Fundamental Reform. Building upon this technological change, the school department then opened up its doors to a conversation about how to directly reform the school selection process itself. As documented in the New York Times article, “No Division Required in This School Problem,” they had a host of ideas; changing this rule or that. In fact, though, the idea that caught on was not a new rule, but an algorithm — a new technology-based solution to more fairly and dynamically assign students to their schools. This kind of reform had been decades in the coming, and the city staff credits the successful technological innovation across the board as useful precedents in making this happen.
The educational reform in Boston is more of an example than a case study. They pushed forward meaning innovation in the 311 space, sustainability, and citizen engagement. Lots of things, important things, over 3 years. And that isn’t even counting the ground work New Urban Mechanics (Nigel and Chris and the rest of their team) had been putting in across City Hall for years before with StreetBump, etc, that surely made DiscoverBPS and the entire CfA engagement possible.
tl;dr: This is a compelling story, an inspiring one, but a long one. Multiple iterations of the application, landmark changes to the way students are assigned to their schools, and more broadly a deeper appreciation for what’s possible through technology in managing this critical piece of urban life: our schools.
…no matter how committed you might be to re-orienting public attention from politics toward bureaucracy, you’ll inevitably come up against the politics of bureaucracy.
The fact of the matter is, no matter how committed you might be to re-orienting public attention from politics toward bureaucracy, you’ll inevitably come up against the politics of bureaucracy. The lesson from Boston might be that longevity and staying power — along with stringing along win after win — might provide the requisite momentum to help turn the bureaucracy against itself and make institutional change sustainable.
I suppose, we’ll see. Transitions are inevitable, but maybe if this story has any import, then we should also be asking ourselves another question about tenure. How long does innovation take to take hold? Should we be pushing for one or two year stints for CIOs in cities or longer 3-5 year commitments like what we saw in Boston? Transition might be a second order issue. Tenure might be more important.
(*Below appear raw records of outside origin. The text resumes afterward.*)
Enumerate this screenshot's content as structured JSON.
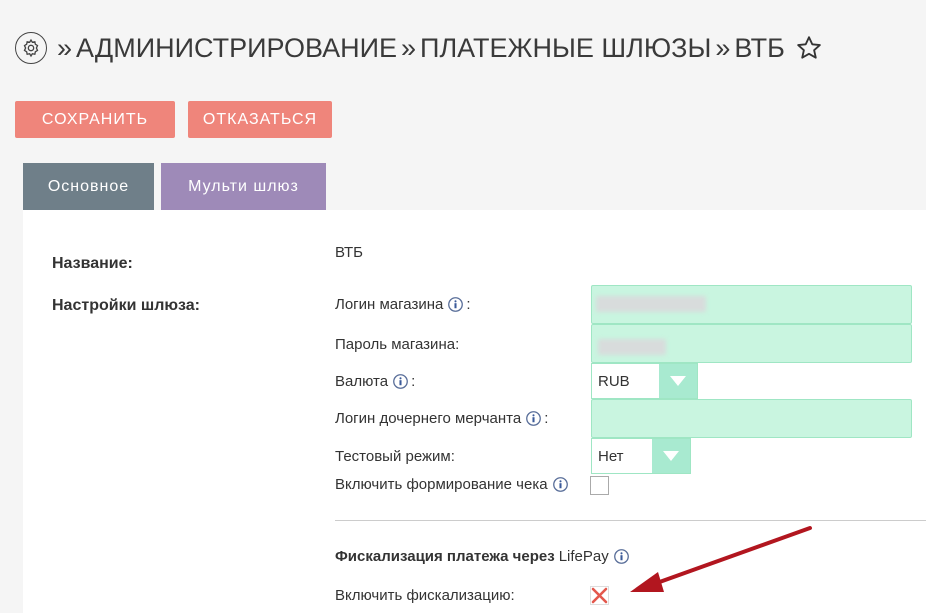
{
  "header": {
    "breadcrumbs": [
      "АДМИНИСТРИРОВАНИЕ",
      "ПЛАТЕЖНЫЕ ШЛЮЗЫ",
      "ВТБ"
    ],
    "separator": "»"
  },
  "toolbar": {
    "save_label": "СОХРАНИТЬ",
    "cancel_label": "ОТКАЗАТЬСЯ"
  },
  "tabs": [
    {
      "label": "Основное",
      "active": true
    },
    {
      "label": "Мульти шлюз",
      "active": false
    }
  ],
  "form": {
    "name_label": "Название:",
    "name_value": "ВТБ",
    "settings_label": "Настройки шлюза:",
    "fields": {
      "shop_login": {
        "label": "Логин магазина",
        "colon": ":"
      },
      "shop_password": {
        "label": "Пароль магазина:"
      },
      "currency": {
        "label": "Валюта",
        "colon": ":",
        "value": "RUB"
      },
      "sub_merchant_login": {
        "label": "Логин дочернего мерчанта",
        "colon": ":"
      },
      "test_mode": {
        "label": "Тестовый режим:",
        "value": "Нет"
      },
      "receipt": {
        "label": "Включить формирование чека"
      }
    },
    "fiscal": {
      "title": "Фискализация платежа через",
      "brand": "LifePay",
      "enable_label": "Включить фискализацию:",
      "enabled": false
    }
  },
  "colors": {
    "button": "#ef857b",
    "tab_active": "#6f7f89",
    "tab_inactive": "#9e8ab8",
    "field_bg": "#c9f5e0",
    "arrow_annotation": "#b2161f"
  }
}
I’ll close with the often overlooked ending from the Weber quote:
“[Politics] takes both passion and perspective. Certainly all historical experience confirms the truth — that man would not have attained the possible unless time and again he had reached out for the impossible. But to do that a man must be a leader, and not only a leader but a hero as well, in a very sober sense of the word. And even those who are neither leaders nor heroes must arm themselves with that steadfastness of heart which can brave even the crumbling of all hopes. This is necessary right now, or else men will not be able to attain even that which is possible today.”